The tree didn’t seem to mind the play of words and dropped an apple into his lap. “Thank you I will take that as a gift of the old ones” he smiled and bit into the fruit with relish.
The flesh was crisp, sharp and juicy, he revealed in the taste and textures that assaulted his tongue. “Truly a gift of the Gods and one gift deserves another in return!” he exclaimed.
The sun was dropping lower in the sky and the shadows lengthened. The man finished his apple then, turning to the large bundle he had placed on the ground beside the tree, began to unwrap it. He loosened the ties and pulled aside the thick covering, cooing gently to what lay inside.
The sun shone a beam of light through the lower branches of the trees and lit up the carving on the harp. A breeze lifted and plucked at the strings making a gentle faye song in the air.
The harper sighed and pulled the harp closer to him. He ran his fingers lightly up and down the taught strings checking the sound before committing his fingers to finding the hidden tune lying within the orchard.
The first strings were plucked with a searching, a questioning hesitation, looking to find the harmony of time and place. He hummed softly as he plucked at the strings of the harp and looked up into the tree canopy, following the branches reaching out to the sky above. He reached out with his heart and mind, and he followed the roots deep into the soil.
He drifted with the breeze that sent the green and red jewels bobbing and swaying above his head and, in the creaking of the bowes, he began to hear the song of the orchard. The resonance and the melody found his fingers and spoke to the soul of the man, he was transformed and transported across time and memory.
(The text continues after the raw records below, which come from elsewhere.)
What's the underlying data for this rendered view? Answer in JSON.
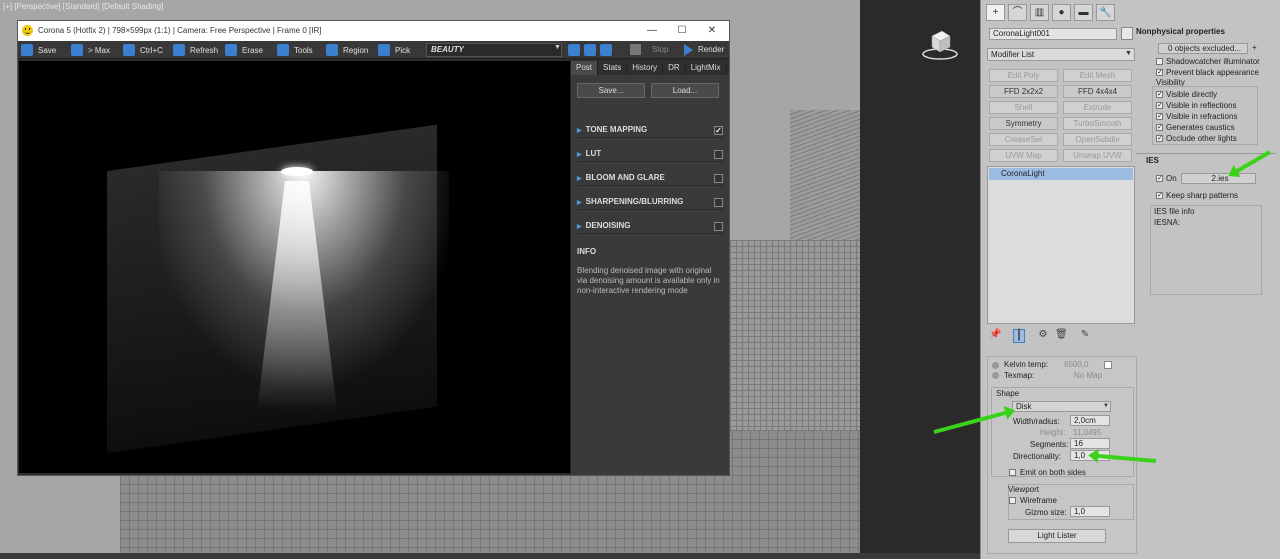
{
  "viewport": {
    "label": "[+] [Perspective] [Standard] [Default Shading]"
  },
  "vfb": {
    "title": "Corona 5 (Hotfix 2) | 798×599px (1:1) | Camera: Free Perspective | Frame 0 [IR]",
    "window_controls": {
      "minimize": "—",
      "maximize": "☐",
      "close": "✕"
    },
    "toolbar": {
      "save": "Save",
      "max": "> Max",
      "ctrlc": "Ctrl+C",
      "refresh": "Refresh",
      "erase": "Erase",
      "tools": "Tools",
      "region": "Region",
      "pick": "Pick",
      "channel": "BEAUTY",
      "stop": "Stop",
      "render": "Render"
    },
    "tabs": [
      "Post",
      "Stats",
      "History",
      "DR",
      "LightMix"
    ],
    "save_button": "Save...",
    "load_button": "Load...",
    "sections": [
      {
        "label": "TONE MAPPING",
        "checked": "✓"
      },
      {
        "label": "LUT",
        "checked": ""
      },
      {
        "label": "BLOOM AND GLARE",
        "checked": ""
      },
      {
        "label": "SHARPENING/BLURRING",
        "checked": ""
      },
      {
        "label": "DENOISING",
        "checked": ""
      }
    ],
    "info": {
      "title": "INFO",
      "text": "Blending denoised image with original via denoising amount is available only in non-interactive rendering mode"
    }
  },
  "command_panel": {
    "tabs": [
      "+",
      "⌒",
      "▥",
      "●",
      "▬",
      "🔧"
    ],
    "object_name": "CoronaLight001",
    "modifier_list": "Modifier List",
    "modifiers": [
      "Edit Poly",
      "Edit Mesh",
      "FFD 2x2x2",
      "FFD 4x4x4",
      "Shell",
      "Extrude",
      "Symmetry",
      "TurboSmooth",
      "CreaseSet",
      "OpenSubdiv",
      "UVW Map",
      "Unwrap UVW"
    ],
    "stack_item": "CoronaLight",
    "stack_icons": [
      "📌",
      "┃",
      "⚙",
      "🗑",
      "✎"
    ],
    "left_rollout": {
      "kelvin_label": "Kelvin temp:",
      "kelvin_value": "6500,0",
      "texmap_label": "Texmap:",
      "texmap_value": "No Map",
      "shape_title": "Shape",
      "shape_value": "Disk",
      "width_label": "Width/radius:",
      "width_value": "2,0cm",
      "height_label": "Height:",
      "height_value": "11,0495",
      "segments_label": "Segments:",
      "segments_value": "16",
      "directionality_label": "Directionality:",
      "directionality_value": "1,0",
      "emit_label": "Emit on both sides",
      "viewport_title": "Viewport",
      "wireframe_label": "Wireframe",
      "gizmo_label": "Gizmo size:",
      "gizmo_value": "1,0",
      "light_lister": "Light Lister"
    },
    "right_rollout": {
      "nonphysical_title": "Nonphysical properties",
      "objects_excluded": "0 objects excluded...",
      "plus": "+",
      "shadowcatcher": "Shadowcatcher illuminator",
      "prevent_black": "Prevent black appearance",
      "visibility_title": "Visibility",
      "visibility_items": [
        "Visible directly",
        "Visible in reflections",
        "Visible in refractions",
        "Generates caustics",
        "Occlude other lights"
      ],
      "ies_title": "IES",
      "ies_on": "On",
      "ies_file": "2.ies",
      "keep_sharp": "Keep sharp patterns",
      "ies_info_title": "IES file info",
      "ies_info_value": "IESNA:"
    }
  },
  "colors": {
    "accent": "#3b7fd1",
    "arrow": "#3bd21a",
    "selection": "#9cbbe3"
  }
}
From ancient forests of central Asia the trees had travelled and grown along side man. They had become a treasured and guarded prize, the food of immortality for many Gods, a symbol of love, magic and healing for all.
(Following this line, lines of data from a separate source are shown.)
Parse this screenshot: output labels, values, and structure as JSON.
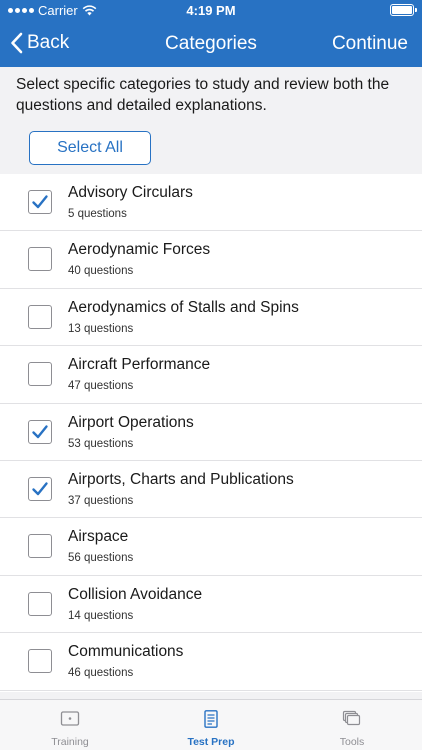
{
  "status": {
    "carrier": "Carrier",
    "time": "4:19 PM"
  },
  "nav": {
    "back_label": "Back",
    "title": "Categories",
    "continue_label": "Continue"
  },
  "intro_text": "Select specific categories to study and review both the questions and detailed explanations.",
  "select_all_label": "Select All",
  "categories": [
    {
      "name": "Advisory Circulars",
      "count": "5 questions",
      "checked": true
    },
    {
      "name": "Aerodynamic Forces",
      "count": "40 questions",
      "checked": false
    },
    {
      "name": "Aerodynamics of Stalls and Spins",
      "count": "13 questions",
      "checked": false
    },
    {
      "name": "Aircraft Performance",
      "count": "47 questions",
      "checked": false
    },
    {
      "name": "Airport Operations",
      "count": "53 questions",
      "checked": true
    },
    {
      "name": "Airports, Charts and Publications",
      "count": "37 questions",
      "checked": true
    },
    {
      "name": "Airspace",
      "count": "56 questions",
      "checked": false
    },
    {
      "name": "Collision Avoidance",
      "count": "14 questions",
      "checked": false
    },
    {
      "name": "Communications",
      "count": "46 questions",
      "checked": false
    }
  ],
  "tabs": [
    {
      "label": "Training",
      "icon": "training-icon",
      "active": false
    },
    {
      "label": "Test Prep",
      "icon": "test-prep-icon",
      "active": true
    },
    {
      "label": "Tools",
      "icon": "tools-icon",
      "active": false
    }
  ],
  "colors": {
    "accent": "#2872c3",
    "inactive": "#8e8e93"
  }
}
In the song of the orchard the tale of the apple was unfolded to the bard as he played and sang in the dwindling light of autumn. The smell of the forests, the heat of the sun and the march across continents; Time and space, and all the memories of the trees’ came to speak through that melody. He sang the tales of Idun and Aphrodite, the Golden Apples of the Hesperides, the Silver Branch of the Faye, the Isle of Avalon. All the tales of magic and mystery held within the healing fruit fell from the lips and strings of the enraptured bard.
And, when the song was sung, the last notes fading from air ladened with the rich, earthy autumnal atmosphere, it seemed that a collective sigh was released from every tree. The bard sat in silent revelry for a while letting the breeze play over the harp strings. He watched as the last of the suns rays pierced the branches intensifying the dancing shadows of the tree’s leaves on the grass all around him.
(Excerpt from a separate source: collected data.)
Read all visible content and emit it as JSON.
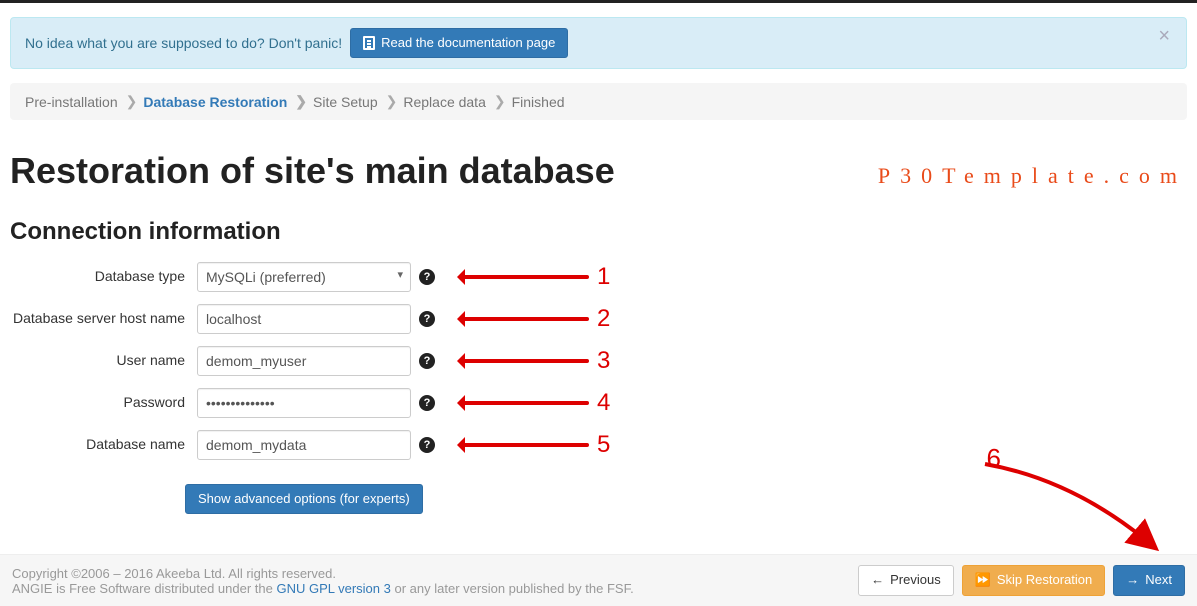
{
  "alert": {
    "text": "No idea what you are supposed to do? Don't panic!",
    "button_label": "Read the documentation page"
  },
  "breadcrumb": {
    "steps": [
      {
        "label": "Pre-installation",
        "active": false
      },
      {
        "label": "Database Restoration",
        "active": true
      },
      {
        "label": "Site Setup",
        "active": false
      },
      {
        "label": "Replace data",
        "active": false
      },
      {
        "label": "Finished",
        "active": false
      }
    ]
  },
  "page": {
    "title": "Restoration of site's main database",
    "watermark": "P30Template.com",
    "subtitle": "Connection information"
  },
  "fields": {
    "db_type": {
      "label": "Database type",
      "value": "MySQLi (preferred)"
    },
    "host": {
      "label": "Database server host name",
      "value": "localhost"
    },
    "user": {
      "label": "User name",
      "value": "demom_myuser"
    },
    "password": {
      "label": "Password",
      "value": "••••••••••••••"
    },
    "dbname": {
      "label": "Database name",
      "value": "demom_mydata"
    }
  },
  "annotations": {
    "n1": "1",
    "n2": "2",
    "n3": "3",
    "n4": "4",
    "n5": "5",
    "n6": "6"
  },
  "advanced": {
    "button_label": "Show advanced options (for experts)"
  },
  "footer": {
    "line1": "Copyright ©2006 – 2016 Akeeba Ltd. All rights reserved.",
    "line2a": "ANGIE is Free Software distributed under the ",
    "link": "GNU GPL version 3",
    "line2b": " or any later version published by the FSF.",
    "previous": "Previous",
    "skip": "Skip Restoration",
    "next": "Next"
  }
}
Then, as if to confirm the end of the song and the end of summer, cascades of brown and yellow leaves leapt into the breeze from their branches. Like so many acrobats in a circus finally, they tumbled in graceful, gliding motions toward the floor to be caught by the green arms of the dampening grass their life energy spent, their dance was done.
The bard stood and bowed to the orchard. He wrapped up the harp and heaved it onto his shoulders, then humming the melody he had been given, he walked slowly along the leaf speckled avenues back toward the farm house.